My next lap I vowed to pay more attention, but I didn’t make it halfway around before I began to daze out again. It really does suck having the attention span of a coconut-laden swallow (whoever picks this journal up may or may not get that reference; it will be a slightly better world if you do). I started to think about life, a normal life, mortgage, taxes, death, pretty much everything that I would never experience again. How the hell is it possible that I’m now missing any one of those things? And then I kept circling back to arriving at Ron’s and seeing Tracy and the kids again. Was Nicole showing yet? And what the hell is in Ron’s false floorboards in his closet? After kissing my wife and hugging my kids, that would be my utmost priority. I was going to have to be careful though, I wouldn’t doubt it if he had a security system in place.

I would have completely missed the zombie pressed up against the fence if he hadn’t spoken.

Eat,” it repeated over and over in my head.

“Why don’t you kiss my ass,” I told it back. It actually stopped for a beat or two, processing where that info had come from. I would bet the thing in front of me hadn’t had a real thought in its head since it became infected.

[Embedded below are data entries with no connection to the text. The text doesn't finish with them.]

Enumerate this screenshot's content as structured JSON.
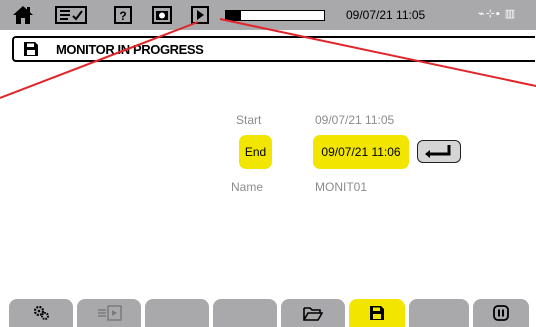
{
  "status_bar": {
    "icons": [
      "home-icon",
      "checklist-icon",
      "help-icon",
      "camera-icon",
      "play-icon"
    ],
    "recording_progress": 0.15,
    "datetime": "09/07/21 11:05",
    "status_glyphs": "⌁⊹▪ ▥"
  },
  "title": {
    "icon": "save-icon",
    "text": "MONITOR IN PROGRESS"
  },
  "form": {
    "start_label": "Start",
    "start_value": "09/07/21 11:05",
    "end_label": "End",
    "end_value": "09/07/21 11:06",
    "name_label": "Name",
    "name_value": "MONIT01",
    "enter_icon": "enter-icon"
  },
  "tabs": [
    {
      "icon": "settings-gears-icon",
      "active": false
    },
    {
      "icon": "import-icon",
      "active": false
    },
    {
      "icon": "",
      "active": false
    },
    {
      "icon": "",
      "active": false
    },
    {
      "icon": "folder-icon",
      "active": false
    },
    {
      "icon": "save-icon",
      "active": true
    },
    {
      "icon": "",
      "active": false
    },
    {
      "icon": "pause-icon",
      "active": false
    }
  ],
  "colors": {
    "bar_gray": "#a9a9ab",
    "highlight_yellow": "#f2e600",
    "pointer_red": "#e0262b",
    "label_gray": "#8c8c8c"
  }
}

I had established that we could talk, but would it listen? “Dance, fucker,” I said aloud. It licked its lips. Okay zero for one, Talbot. What the hell are you trying to prove? I asked myself. Okay, so if I’m asking myself the question, what are the odds I’m going to know the answer? Not aloud, gotta get into its head. Dance, fucker! I screamed in my thoughts. I wouldn’t bet any substantial amount of money on this, but I would swear it picked up its right leg and dropped it back down. Maybe he couldn’t dance. It used to be a white guy, after all. “Where the hell is a black zombie when you need one? I really shouldn’t be left unsupervised for too long,” I said aloud and started to laugh.

I had effectively blocked the zombie’s repeating message, otherwise I would have just shot him in the forehead and ended this whole experiment. I was already a little antsy that I was this close to one of them and hadn’t dispatched it. I was pacing a few yards up and back trying to decide what, if anything, my being able to hear zombies could do to help us. Re-Pete (I named him that because of how he was following my every move; it seemed fitting) kept following, albeit a second or two behind, as whatever was left of his mind caught up and sent the appropriate message.

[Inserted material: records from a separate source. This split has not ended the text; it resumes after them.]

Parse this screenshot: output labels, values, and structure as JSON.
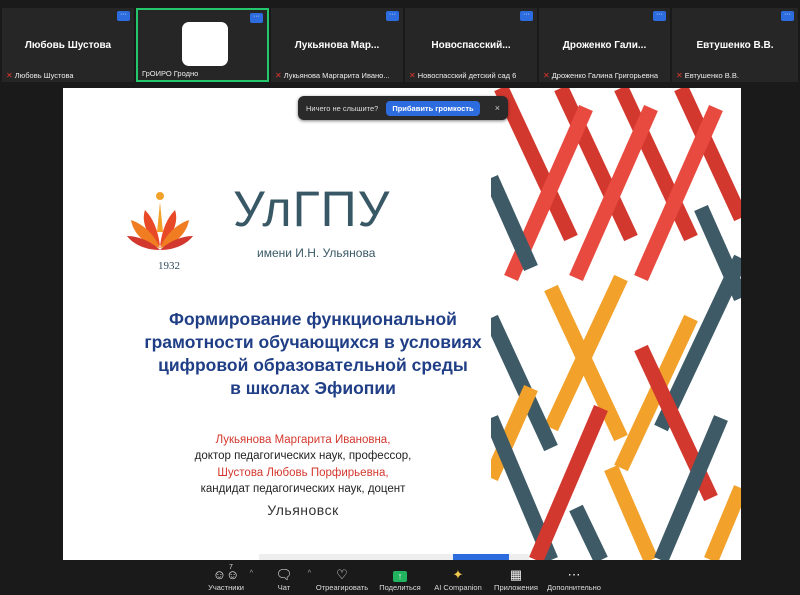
{
  "participants": [
    {
      "name": "Любовь Шустова",
      "footer": "Любовь Шустова",
      "muted": true
    },
    {
      "name": "",
      "footer": "ГрОИРО Гродно",
      "muted": false,
      "active": true
    },
    {
      "name": "Лукьянова  Мар...",
      "footer": "Лукьянова Маргарита Ивано...",
      "muted": true
    },
    {
      "name": "Новоспасский...",
      "footer": "Новоспасский детский сад 6",
      "muted": true
    },
    {
      "name": "Дроженко  Гали...",
      "footer": "Дроженко Галина Григорьевна",
      "muted": true
    },
    {
      "name": "Евтушенко В.В.",
      "footer": "Евтушенко В.В.",
      "muted": true
    }
  ],
  "more_icon": "ellipsis-icon",
  "audio_prompt": {
    "question": "Ничего не слышите?",
    "button": "Прибавить громкость",
    "close": "×"
  },
  "slide": {
    "logo_text": "УлГПУ",
    "logo_subtitle": "имени И.Н. Ульянова",
    "logo_year": "1932",
    "title_lines": [
      "Формирование функциональной",
      "грамотности обучающихся в условиях",
      "цифровой образовательной среды",
      "в школах Эфиопии"
    ],
    "authors": [
      {
        "text": "Лукьянова Маргарита Ивановна,",
        "style": "red"
      },
      {
        "text": "доктор педагогических наук, профессор,",
        "style": "dark"
      },
      {
        "text": "Шустова Любовь Порфирьевна,",
        "style": "red"
      },
      {
        "text": "кандидат педагогических наук, доцент",
        "style": "dark"
      }
    ],
    "city": "Ульяновск",
    "colors": {
      "title": "#1f3e86",
      "red": "#d3382e",
      "orange": "#f2a22b",
      "slate": "#3d5a66"
    }
  },
  "toolbar": {
    "items": [
      {
        "label": "Участники",
        "icon": "participants-icon",
        "badge": "7",
        "caret": true
      },
      {
        "label": "Чат",
        "icon": "chat-icon",
        "caret": true
      },
      {
        "label": "Отреагировать",
        "icon": "heart-icon",
        "caret": false
      },
      {
        "label": "Поделиться",
        "icon": "share-icon",
        "caret": false
      },
      {
        "label": "AI Companion",
        "icon": "sparkle-icon",
        "caret": false
      },
      {
        "label": "Приложения",
        "icon": "apps-icon",
        "caret": false
      },
      {
        "label": "Дополнительно",
        "icon": "more-icon",
        "caret": false
      }
    ]
  }
}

I walked to the left, Re-Pete followed. I turned and came back to the right, so did Re-Pete, his eyes never leaving mine. Re-Pete was starting to freak me out a little bit, STAY! I said in my most authoritative “in head” voice. As I turned to go back to the left, the only part of Re-Pete that followed were his eyes. I was looking over my shoulder the entire time, wondering when he was going to follow, but he never did. I did my complete small circuit and he never moved.